Spiking neural networks for autonomous driving: A review

Abstract

The rapid progress of autonomous driving (AD) has triggered a surge in demand for safer and more efficient autonomous vehicles, owing to the intricacy of modern urban environments. Traditional approaches to autonomous driving have heavily relied on conventional machine learning methodologies, particularly convolutional neural networks (CNNs) and recurrent neural networks (RNNs), for tasks such as perception, decision-making, and control. Presently, major companies such as Tesla, Waymo, Uber, and Volkswagen Group (VW) leverage neural networks for advanced perception and autonomous decision-making. However, concerns have been raised about the escalating computational requirements of training these neural models, primarily in terms of energy consumption and environmental impact. In the situation of optimisation and sustainability, Spiking Neural Networks (SNNs), inspired by the temporal processing of the human brain, have come forth as a third-generation of neural networks, famed for their energy efficiency, potential for handling real-time driving scenarios and processing temporal information efficiently.
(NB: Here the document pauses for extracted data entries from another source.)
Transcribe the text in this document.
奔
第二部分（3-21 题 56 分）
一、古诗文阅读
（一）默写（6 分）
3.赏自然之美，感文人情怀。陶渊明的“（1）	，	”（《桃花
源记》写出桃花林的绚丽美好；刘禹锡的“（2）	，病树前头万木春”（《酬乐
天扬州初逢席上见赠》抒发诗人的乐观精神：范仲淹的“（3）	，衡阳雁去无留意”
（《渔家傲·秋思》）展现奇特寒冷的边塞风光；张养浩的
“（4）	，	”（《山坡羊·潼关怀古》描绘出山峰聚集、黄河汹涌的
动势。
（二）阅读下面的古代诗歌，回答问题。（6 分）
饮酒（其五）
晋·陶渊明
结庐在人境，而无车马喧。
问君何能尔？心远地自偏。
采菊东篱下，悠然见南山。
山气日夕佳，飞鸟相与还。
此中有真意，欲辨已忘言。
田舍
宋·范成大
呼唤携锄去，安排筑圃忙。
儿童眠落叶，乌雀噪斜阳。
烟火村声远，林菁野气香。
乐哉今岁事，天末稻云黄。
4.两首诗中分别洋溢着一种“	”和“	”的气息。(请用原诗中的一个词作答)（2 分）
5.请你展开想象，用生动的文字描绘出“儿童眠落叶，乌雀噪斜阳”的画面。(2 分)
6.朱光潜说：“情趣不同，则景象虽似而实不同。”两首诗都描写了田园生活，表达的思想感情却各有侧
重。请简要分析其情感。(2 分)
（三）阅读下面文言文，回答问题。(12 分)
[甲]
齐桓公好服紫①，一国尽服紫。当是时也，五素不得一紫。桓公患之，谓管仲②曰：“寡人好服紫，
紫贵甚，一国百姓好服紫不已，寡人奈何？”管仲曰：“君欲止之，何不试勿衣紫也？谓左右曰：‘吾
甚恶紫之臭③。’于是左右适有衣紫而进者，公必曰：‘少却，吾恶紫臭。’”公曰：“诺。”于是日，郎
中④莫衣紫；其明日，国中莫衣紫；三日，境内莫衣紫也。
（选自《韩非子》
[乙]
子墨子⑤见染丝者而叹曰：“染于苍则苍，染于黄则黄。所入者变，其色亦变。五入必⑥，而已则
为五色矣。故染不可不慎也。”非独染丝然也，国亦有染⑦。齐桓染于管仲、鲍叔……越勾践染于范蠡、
However, SNNs have not yet achieved the performance levels of their predecessors in critical AD tasks, partly due to the intricate dynamics of neurons, their non-differentiable spike operations, and the lack of specialised benchmark workloads and datasets, among others. This paper examines the principles, models, learning rules, and recent advancements of SNNs in the AD domain. Neuromorphic hardware, hand in hand with SNNs, shows potential but has challenges in accessibility, cost, integration, and scalability. This examination aims to bridge gaps by providing a comprehensive understanding of SNNs in the AD field. It emphasises the role of SNNs in shaping the future of AD while considering optimisation and sustainability.